Blocker level: Must define before conversation orchestration is implemented.
Build Sequence
Week 0 — Pre-Build Decisions
- ADR-001 completed: LLM provider selected (constrains ADR-002 and ADR-006)
- ADR-002 completed: orchestration framework selected
- TRD drafted: covers EC-01, EC-02, EC-03, EC-06, EC-07, EC-09, EC-12, EC-13
- DoD updated: hallucination test count raised to 70–80; TTFT definition added
- CRM platform confirmed (OQ-04) — engineering cannot build the handoff subsystem without this
- Topic restrictions initial list received (OQ-05) — engineering cannot write the system prompt without this
Phase 1 — Foundation (Weeks 1–2)
Backend:
- Conversation orchestration graph (LangGraph or chosen framework), placeholder LLM responses
- Qualification state object: schema and persistence backend (EC-02)

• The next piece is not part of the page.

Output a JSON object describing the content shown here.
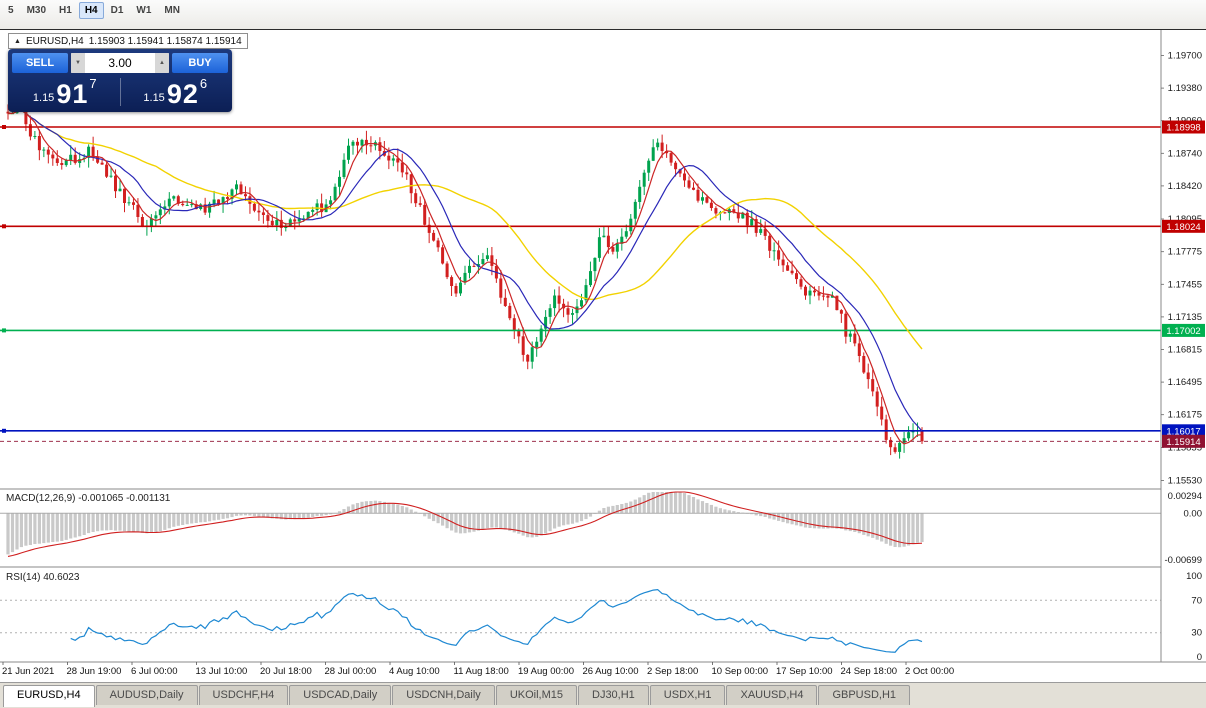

- Programmatic escalation trigger graph node (EC-03)
- Programmatic Stage 3 gating
- Stall detection turn counter (EC-06)
- Business hours detection module, timezone-aware with IANA identifier (EC-04)

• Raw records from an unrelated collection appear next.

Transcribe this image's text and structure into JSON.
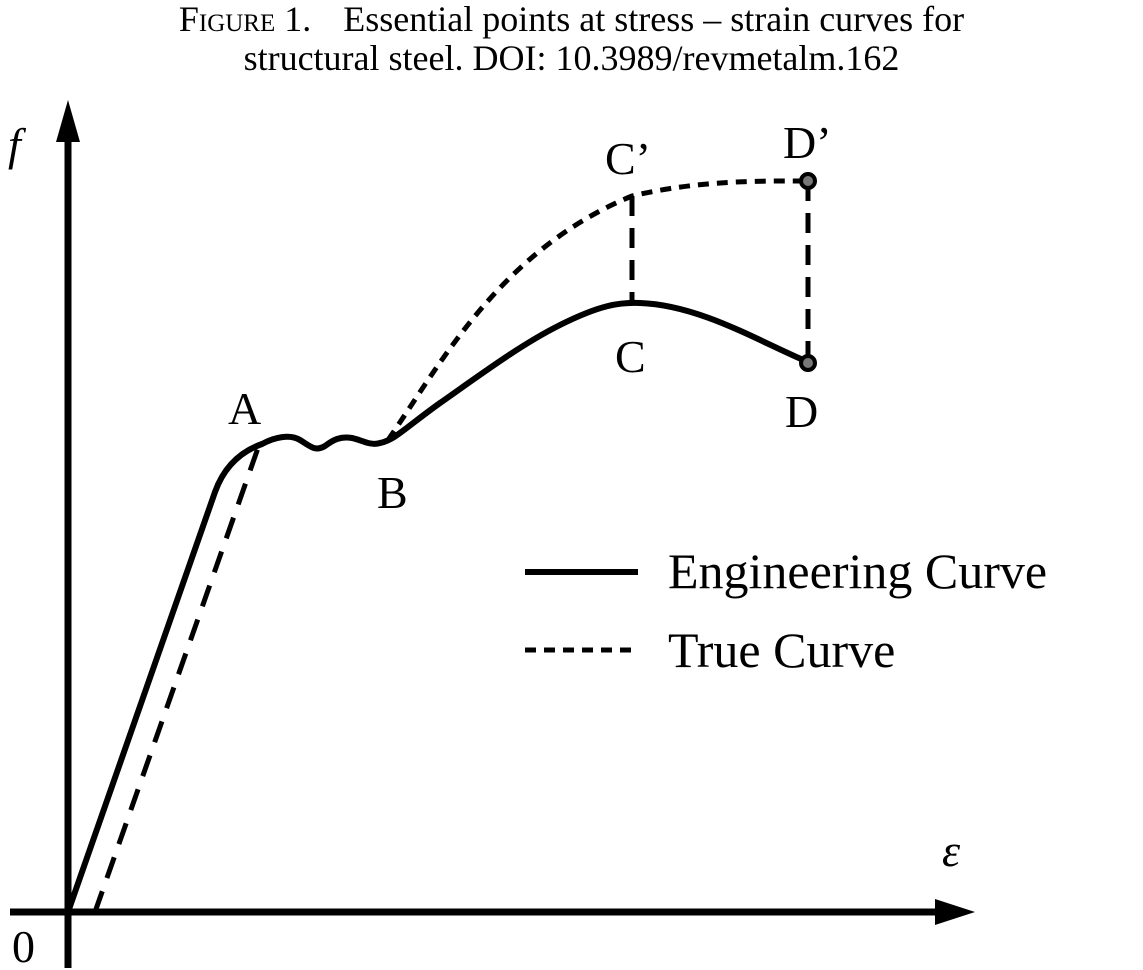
{
  "caption": {
    "label": "Figure 1.",
    "line1": "Essential points at stress – strain curves for",
    "line2": "structural steel. DOI: 10.3989/revmetalm.162"
  },
  "axes": {
    "y_label": "f",
    "x_label": "ε",
    "origin_label": "0"
  },
  "points": {
    "A": "A",
    "B": "B",
    "C": "C",
    "D": "D",
    "C_prime": "C’",
    "D_prime": "D’"
  },
  "legend": {
    "engineering": "Engineering Curve",
    "true": "True Curve"
  }
}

- Context packet generator as a deterministic function of session state
Frontend:
- Chat widget embed (script tag or React component per ADR-004)
- Streaming response rendering
- Stateless session management (FR-07a)
- Analytics event firing for all defined event types
- Graceful degradation fallback form with independent submission path (EC-07)
Phase 2 — Core AI Behaviour (Weeks 3–4)
Requires Phase 1 complete and ADR-001 resolved:
- LLM integration with chosen provider
- System prompt: three-stage model, persona tone, disqualification paths, pricing deflection, topic restrictions (OQ-05)
- RAG triage mechanism via tool-use (EC-01, ADR-003)
- RAG layer: embedding pipeline, vector store setup, ingestion tooling against placeholder knowledge base
- Relevance threshold as configurable env variable (EC-05)
Phase 3 — Handoff and Integration (Weeks 5–6)
Requires Phase 2 complete and CRM platform confirmed (OQ-04):
- Slack webhook integration (#new-leads)
- CRM integration
- Calendly link integration (hot lead path only, 2-day advance booking minimum)
- Outside-hours capture flow
- Email fallback (sales@ for dual-channel failure)
- End-to-end handoff test: hot lead detected → Slack + CRM delivered within 5 minutes
Phase 4 — Knowledge Base and RAG Validation (Weeks 7–8)
Requires real content deliverable from OQ-01:
- Ingest production knowledge base
- Tune and document relevance threshold (EC-05)
- RAG retrieval validation: relevant questions retrieve above threshold, irrelevant do not trigger retrieval
- Proactive case study surfacing (S3)
Phase 5 — Testing and DoD Sign-Off (Weeks 9–10)
- Hallucination test suite: 70–80 structured conversations across all personas + adversarial cases (EC-11)
- Performance load test: TTFT p95 < 3s (EC-09)
- End-to-end handoff test: Slack + CRM within 5 minutes
- Graceful degradation test: AI service down → fallback form captures lead independently
- Analytics event audit: all defined events firing with correct schema
- GDPR data notice verified on first interaction
Phase 6 — Launch Readiness
- DPA with LLM provider signed (EC-08)
- Rate limiting and cost controls in place (EC-12)
- Context window strategy and turn limit enforced (EC-13)
- Monitoring and alerting configured
Engineering Sign-Off Checklist
Gates development start:
- ADR-001 completed (LLM provider)
- ADR-002 completed (orchestration framework)
- TRD drafted covering EC-01, EC-02, EC-03, EC-06, EC-07, EC-09, EC-12, EC-13
- DoD updated: hallucination test count and TTFT definition
- CRM platform confirmed — external dependency, blocks handoff subsystem build
- Topic restrictions list received — external dependency, blocks system prompt
Gates production launch:
- DPA with LLM provider signed (EC-08)
- Rate limiting and cost controls implemented (EC-12)
- Real knowledge base ingested and threshold tuned (EC-05)
- Hallucination test suite passing at 70–80 conversations (EC-11)
- TTFT p95 < 3s verified under load (EC-09)
The next document in this series is the Technical Requirements Document (TRD), which resolves the engineering concerns raised here and records all technology decisions in the corresponding ADRs.